Il Memorandum fu il primo intervento di Einaudi dopo una fase di silenzio ed è stato redatto tra la  fine del 1942 e la primavera del 1943, quando le sorti della guerra erano segnate, tanto da indurre Einaudi a delineare le prospettive sulla fase successiva della ricostruzione del paese.

I contenuti nel Memorandum

In questo scritto Einaudi passa in rassegna i punti caratterizzanti del futuro assetto liberale dell’Italia. Prima di elencare gli argomenti principali trattati in questo importante testo bisogna tener conto che, al contrario di altri pensatori che si rifacevano al pensiero liberale, per Einaudi il liberalismo non era soltanto una teoria economica o politica, ma una vera e propria visione del mondo.

Questo implica che anche nel Memorandum, come molto spesso nelle altre opere di Einaudi, siano presenti contemporaneamente sia l’analisi economica sia l’analisi politica.

Secondo l’economista piemontese le idee di rinnovamento dovevano essere accompagnate da un’analisi sui caratteri degenerativi che aveva avuto la storia italiana fino a quel momento. In questo testo Einaudi affermava nuovamente un liberismo integrale nell’organizzazione economica e politica, contro le idee che prevedevano l’intervento dello Stato. Sul piano politico proponeva in modo chiaro uno stato minimo.

I principali argomenti

Nel Memorandum Einaudi si rivolgeva al popolo di una democrazia recuperata in cui si doveva scegliere tra statalismo e liberalismo.

Gli argomenti trattati da Einaudi nel Memorandum sono:

-Azione diretta e azione indiretta,

-Caratteristiche dei regimi ad azione diretta o socialisti,

-Interdipendenza di tutti i fenomeni economici e politici,

-Le garanzie formali dello stato liberale (potere regio, potere legislativo, libertà di stampa e indipendenza della magistratura),

– Perché lo stato liberale rimase in Italia un’utopia o fu distrutto,

-Un esempio di riforma di procedura parlamentare,

-Lo spirito e i caratteri essenziali delle istituzioni          costituzionali in un stato liberale

-Il compito dei liberali dopo la crisi.

L. Einauidi Memoradum, Masilio, Venezia, 1994, p.27

Alcuni di questi argomenti si possono trovare in altre opere di Einaudi e anche nella sua intensa attività giornalistica, tuttavia nel Memorandum vi sono deglielementi di novità che segnarono la distanza tra Einaudi e altri politici liberali.

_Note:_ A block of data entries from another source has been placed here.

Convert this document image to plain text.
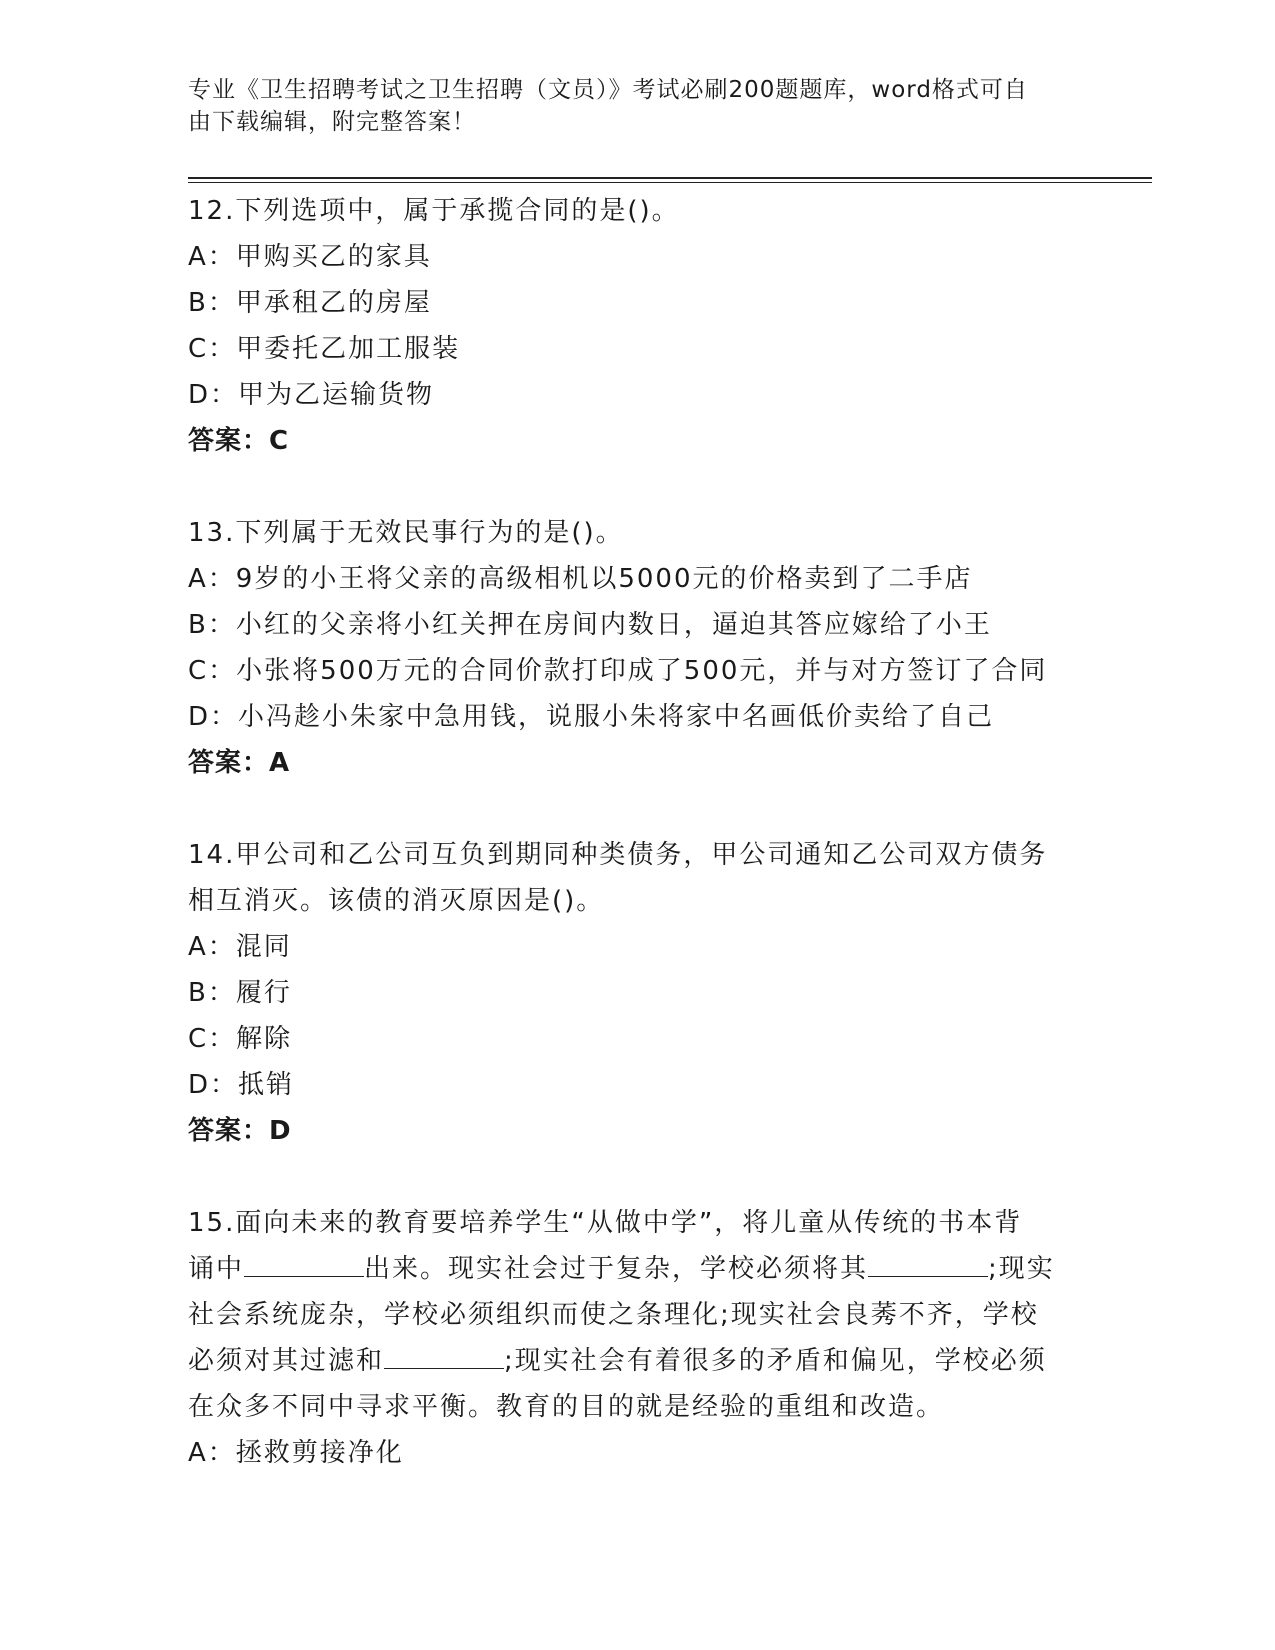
专业《卫生招聘考试之卫生招聘（文员）》考试必刷200题题库，word格式可自
由下载编辑，附完整答案！
12.下列选项中，属于承揽合同的是()。
A：甲购买乙的家具
B：甲承租乙的房屋
C：甲委托乙加工服装
D：甲为乙运输货物
答案：C
13.下列属于无效民事行为的是()。
A：9岁的小王将父亲的高级相机以5000元的价格卖到了二手店
B：小红的父亲将小红关押在房间内数日，逼迫其答应嫁给了小王
C：小张将500万元的合同价款打印成了500元，并与对方签订了合同
D：小冯趁小朱家中急用钱，说服小朱将家中名画低价卖给了自己
答案：A
14.甲公司和乙公司互负到期同种类债务，甲公司通知乙公司双方债务
相互消灭。该债的消灭原因是()。
A：混同
B：履行
C：解除
D：抵销
答案：D
15.面向未来的教育要培养学生“从做中学”，将儿童从传统的书本背
诵中	出来。现实社会过于复杂，学校必须将其	;现实
社会系统庞杂，学校必须组织而使之条理化;现实社会良莠不齐，学校
必须对其过滤和	;现实社会有着很多的矛盾和偏见，学校必须
在众多不同中寻求平衡。教育的目的就是经验的重组和改造。
A：拯救剪接净化
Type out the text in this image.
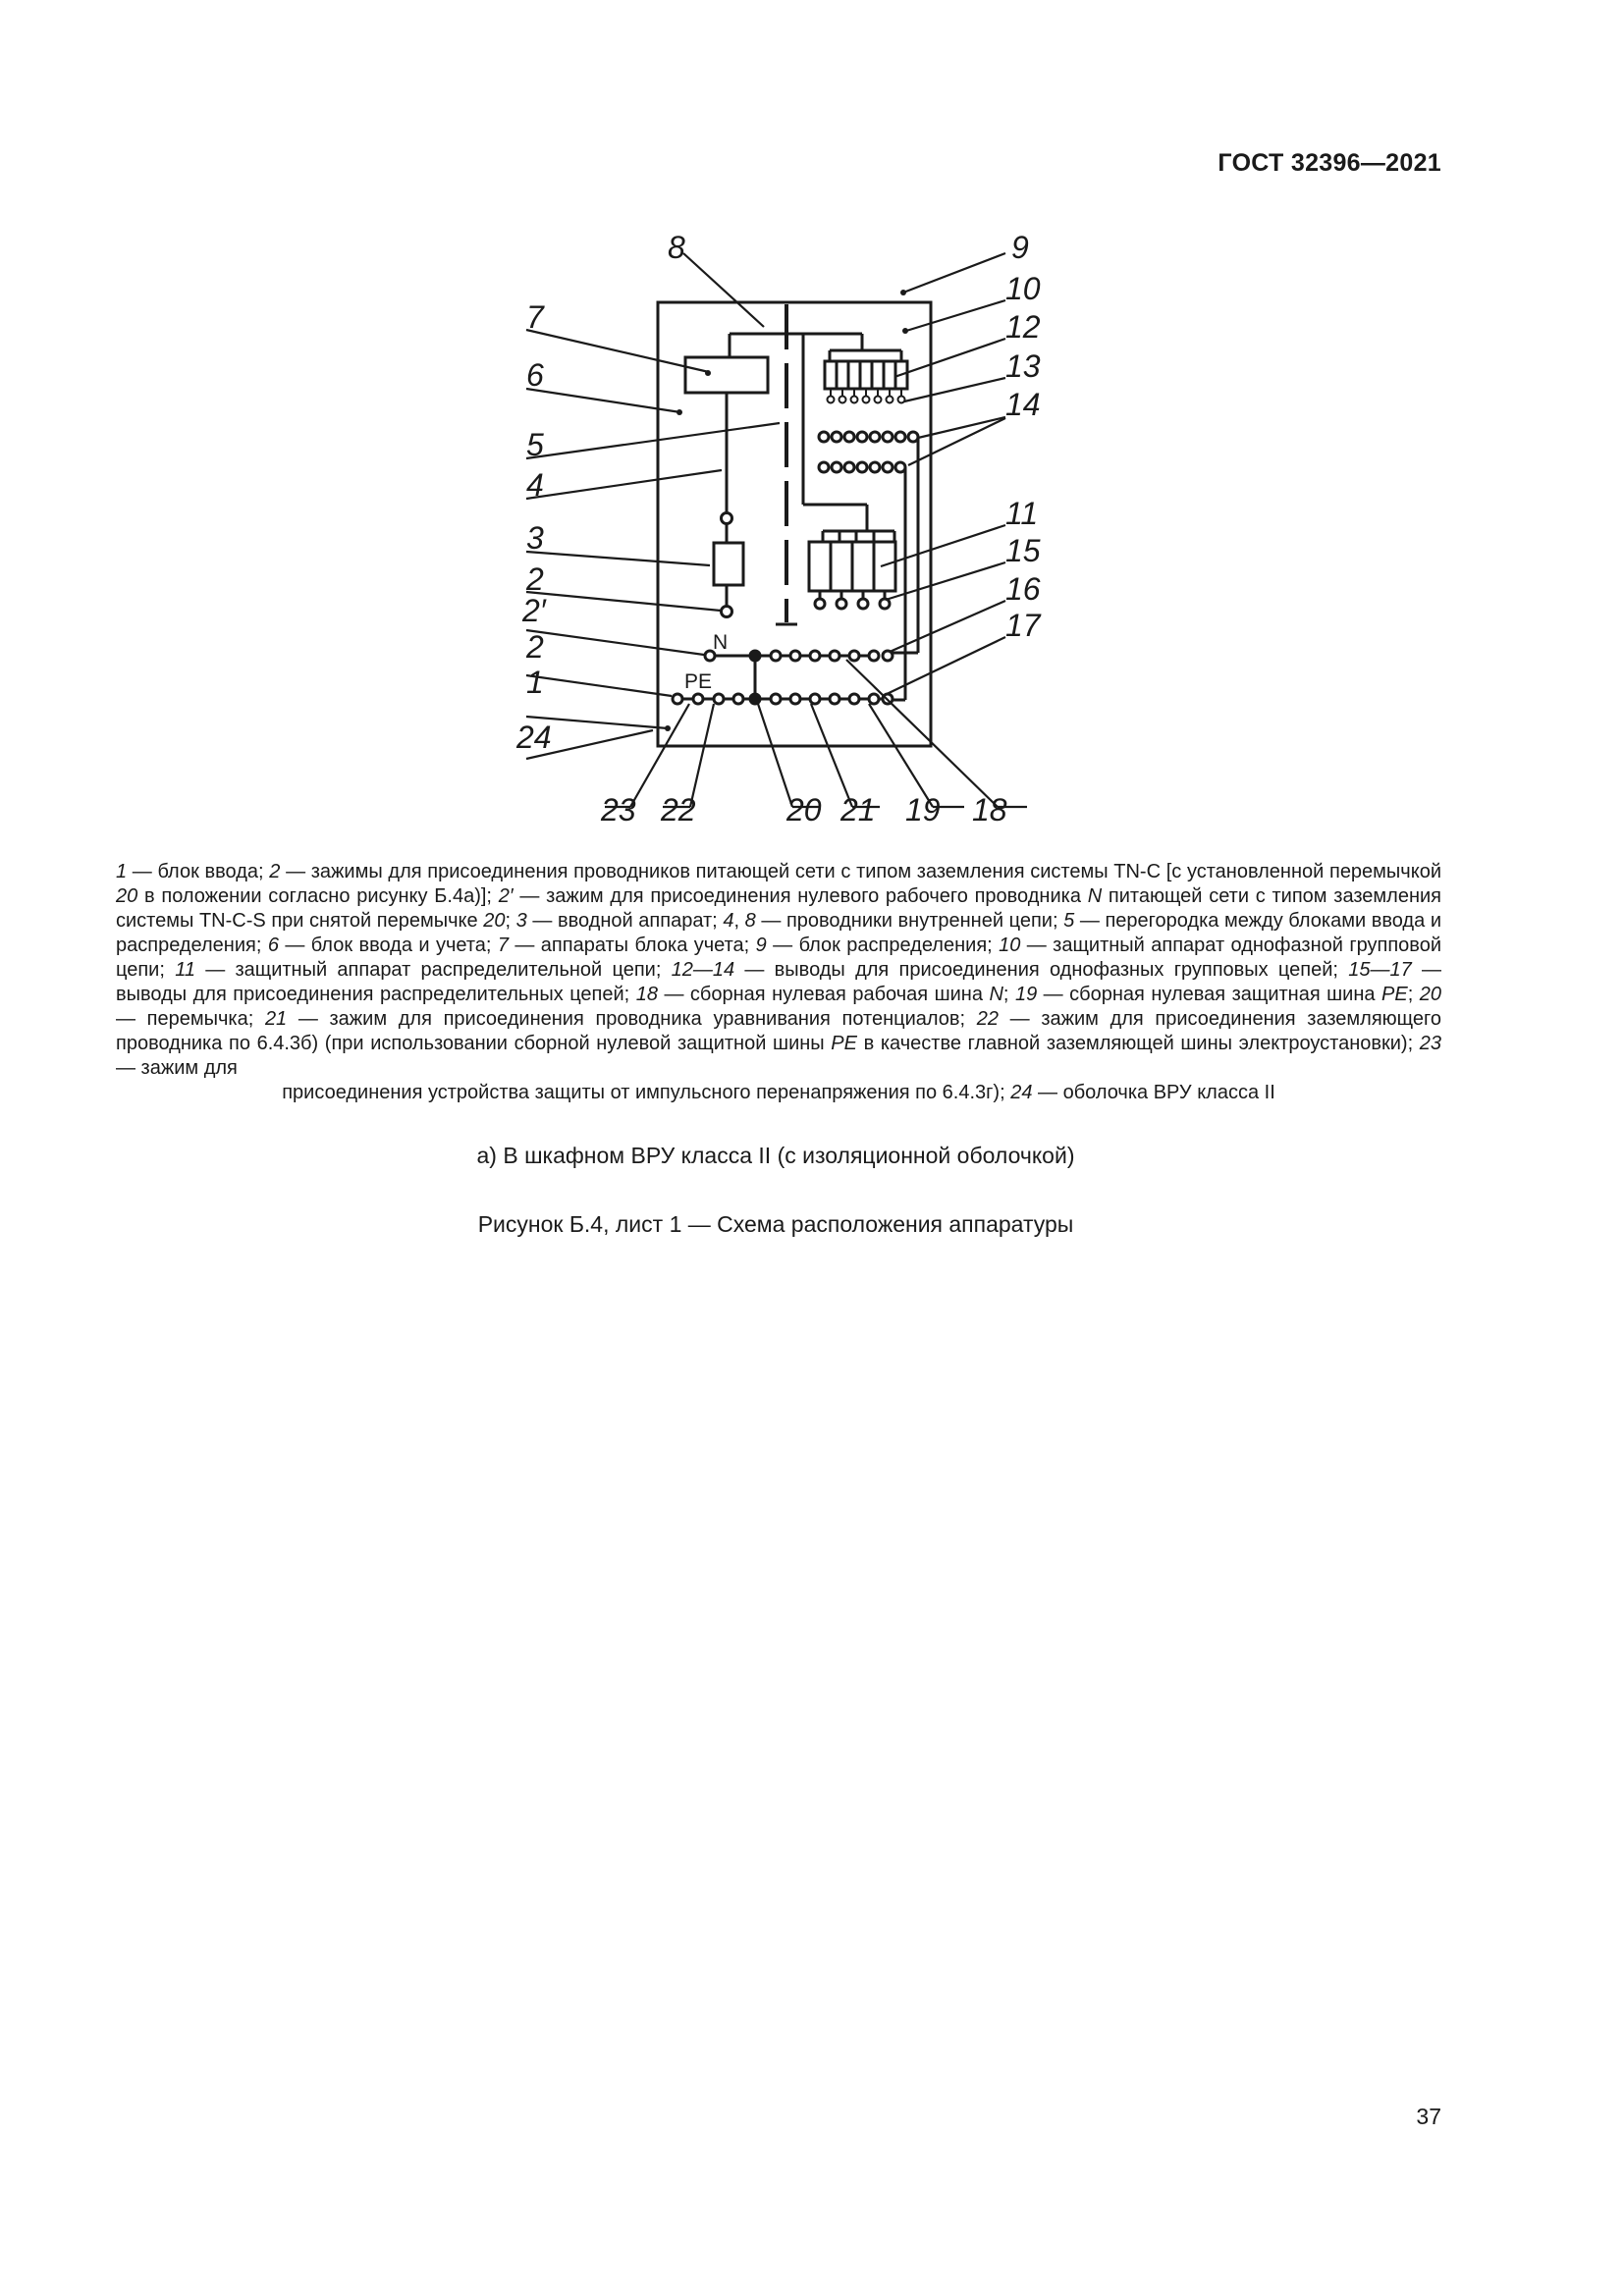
ГОСТ 32396—2021
8	9
10
12
13
14
11
15
16
17
7
6
5
4
3
2
2′
2
1
24
23 22	20 21 19 18
N
PE
1 — блок ввода; 2 — зажимы для присоединения проводников питающей сети с типом заземления системы TN-C [с установленной перемычкой 20 в положении согласно рисунку Б.4а)]; 2′ — зажим для присоединения нулевого рабочего проводника N питающей сети с типом заземления системы TN-C-S при снятой перемычке 20; 3 — вводной аппарат; 4, 8 — проводники внутренней цепи; 5 — перегородка между блоками ввода и распределения; 6 — блок ввода и учета; 7 — аппараты блока учета; 9 — блок распределения; 10 — защитный аппарат однофазной групповой цепи; 11 — защитный аппарат распределительной цепи; 12—14 — выводы для присоединения однофазных групповых цепей; 15—17 — выводы для присоединения распределительных цепей; 18 — сборная нулевая рабочая шина N; 19 — сборная нулевая защитная шина PE; 20 — перемычка; 21 — зажим для присоединения проводника уравнивания потенциалов; 22 — зажим для присоединения заземляющего проводника по 6.4.3б) (при использовании сборной нулевой защитной шины PE в качестве главной заземляющей шины электроустановки); 23 — зажим для
присоединения устройства защиты от импульсного перенапряжения по 6.4.3г); 24 — оболочка ВРУ класса II
а) В шкафном ВРУ класса II (с изоляционной оболочкой)
Рисунок Б.4, лист 1 — Схема расположения аппаратуры
37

Un’interpretazione diversa

Il primo elemento che caratterizzò Einaudi rispetto agli altri liberali fu l’interpretazione del fascismo. Questa sua analisi è poco studiata rispetto ad altre interpretazioni; Chabod, ad esempio, la accomunò a quella degli altri liberali. Questa diversa interpretazione segnò molto probabilmente la distanza di pensiero con i liberali suoi coetanei come Benedetto Croce, Francesco Saverio Nitti, Vittorio Emanuele Orlando.

L’interpretazione liberale, che coincideva con quella crociana, definiva il fascismo come malattia e come parentesi. Einaudi per contro sosteneva che l’ascesa del fascismo fu dovuta alla debolezza delle istituzioni regie non più in grado di arginare le sempre più numerose istanze di carattere politico-sociale e per questo, quando avvenne la marcia su Roma, non furono più in grado di reagire. Tuttavia per l’economista piemontese non era possibile un’analisi sulla “parentesi” fascista senza tener conto dei mutamenti che erano avvenuti nella società.

La figura del Re nel Memorandum

L’altro punto di divergenza che emerge nel Memorandum è la figura del re. Einaudi ne delinea una figura ideale fondata sul suo dovere di essere esterna alle diverse situazioni.

La monarchia in Italia doveva essere il potere conservatore in grado di garantire un equilibrio rispetto alle diverse istanze eccessivamente riformiste. Il re come capo dello Stato avrebbe dovuto essere fedele al mito dello Statuto, essere garanzia dei singoli e delle classi più deboli, essere contro le sopraffazioni dei potenti, garantire e difendere la legge.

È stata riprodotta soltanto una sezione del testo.